Their rooms faced directly onto the lagoon. Despite high ceilings and dance-floor dimensions, the rooms were dank. Patches
of humidity bubbled on the walls and fogged the mirrors and bay windows. Beyond the glass, a lone rowboat sat at the dock.

Junior stayed awake long enough to have a tantrum when the faucets in the presidential suite spurted rusty brown water. He
spat something in Spanish that Pescatore translated to himself as “What a fucking dump.” Then Junior went back to sleep.

Buffalo handed out two-way radios to Momo, Sniper and Pescatore. He organized a schedule for sentry duty.

Before his shift, Pescatore napped in his room. Then he called room service and ordered macaroni with meat sauce, a jumbo
salad, a strawberry milkshake with a little caramel in it, apple pie and a small pot of espresso. And then another shake.
The meal made him feel better, though the pasta was overcooked and the espresso was watery.
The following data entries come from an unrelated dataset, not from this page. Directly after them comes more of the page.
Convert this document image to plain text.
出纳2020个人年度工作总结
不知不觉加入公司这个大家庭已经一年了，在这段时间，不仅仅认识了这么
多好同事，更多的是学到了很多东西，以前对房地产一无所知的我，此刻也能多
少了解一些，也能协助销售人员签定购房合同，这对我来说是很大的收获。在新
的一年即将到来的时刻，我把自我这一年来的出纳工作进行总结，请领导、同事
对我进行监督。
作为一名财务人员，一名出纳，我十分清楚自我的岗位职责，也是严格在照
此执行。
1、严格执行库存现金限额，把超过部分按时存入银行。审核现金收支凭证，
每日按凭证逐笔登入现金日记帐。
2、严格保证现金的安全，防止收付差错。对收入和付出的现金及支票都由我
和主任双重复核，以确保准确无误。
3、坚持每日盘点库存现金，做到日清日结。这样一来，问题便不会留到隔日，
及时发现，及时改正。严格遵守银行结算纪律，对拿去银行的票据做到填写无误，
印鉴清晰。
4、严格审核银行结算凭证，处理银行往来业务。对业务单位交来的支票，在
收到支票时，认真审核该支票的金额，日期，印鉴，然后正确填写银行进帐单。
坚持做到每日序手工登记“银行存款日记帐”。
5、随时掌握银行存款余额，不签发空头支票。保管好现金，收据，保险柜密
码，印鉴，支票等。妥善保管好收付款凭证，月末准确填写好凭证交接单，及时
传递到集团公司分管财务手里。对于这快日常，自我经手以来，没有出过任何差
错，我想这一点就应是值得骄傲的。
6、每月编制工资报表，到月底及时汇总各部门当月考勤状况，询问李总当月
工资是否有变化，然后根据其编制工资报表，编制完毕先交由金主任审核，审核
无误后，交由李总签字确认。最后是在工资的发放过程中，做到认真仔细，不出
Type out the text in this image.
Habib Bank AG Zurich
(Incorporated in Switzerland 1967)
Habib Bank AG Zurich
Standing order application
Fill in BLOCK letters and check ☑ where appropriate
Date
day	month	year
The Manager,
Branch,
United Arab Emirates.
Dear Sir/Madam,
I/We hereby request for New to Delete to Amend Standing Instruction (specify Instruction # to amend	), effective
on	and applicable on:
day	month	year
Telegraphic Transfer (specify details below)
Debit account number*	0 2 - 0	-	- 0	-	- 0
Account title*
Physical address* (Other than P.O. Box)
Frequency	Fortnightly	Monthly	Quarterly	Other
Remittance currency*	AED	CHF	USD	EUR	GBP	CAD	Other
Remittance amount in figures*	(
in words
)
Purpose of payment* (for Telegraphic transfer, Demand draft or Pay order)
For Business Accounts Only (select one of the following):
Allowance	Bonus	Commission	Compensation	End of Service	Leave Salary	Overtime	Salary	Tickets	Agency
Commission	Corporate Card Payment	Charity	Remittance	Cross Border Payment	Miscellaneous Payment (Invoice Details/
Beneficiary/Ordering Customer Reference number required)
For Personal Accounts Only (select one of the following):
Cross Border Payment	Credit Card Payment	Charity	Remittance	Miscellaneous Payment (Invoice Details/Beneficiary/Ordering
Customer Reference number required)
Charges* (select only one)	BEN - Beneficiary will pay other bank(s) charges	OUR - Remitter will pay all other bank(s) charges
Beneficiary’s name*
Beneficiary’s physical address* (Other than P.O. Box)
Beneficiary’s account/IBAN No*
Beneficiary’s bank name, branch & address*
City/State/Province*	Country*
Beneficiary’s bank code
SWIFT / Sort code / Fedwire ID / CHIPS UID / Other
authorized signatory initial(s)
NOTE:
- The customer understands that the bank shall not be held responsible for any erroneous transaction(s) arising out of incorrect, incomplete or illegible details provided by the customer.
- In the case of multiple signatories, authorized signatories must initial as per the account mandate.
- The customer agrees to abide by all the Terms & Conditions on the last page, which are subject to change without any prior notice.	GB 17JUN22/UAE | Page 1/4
Pescatore’s watch started at 4 a.m. He picked up his radio and resumed his masquerade as a henchman. He prowled like a phantom.
He climbed stairs to a gym littered with dusty barbells. The black-and-white weight-lifting diagrams in a glass case on the
wall had been clipped from an American muscle magazine from 1973. He padded through a ballroom with cracked mirrors and apparitional
white sheets over tables. He wandered long dim
halls to the lobby. A desk clerk watched him furtively, looking cadaverous in the greenish glow of the mahogany-framed reception
area.

As he made his rounds, Pescatore came across hotel security men and uniformed policemen. He greeted them in Spanish. To the
Brazilians stationed near the suites, he repeated the phrase that Moze and Tchai used:
“Tudo bem?”
Everything good?

He counted a dozen sentries, plus the police van at the entrance. It would be hard to get in or out unnoticed.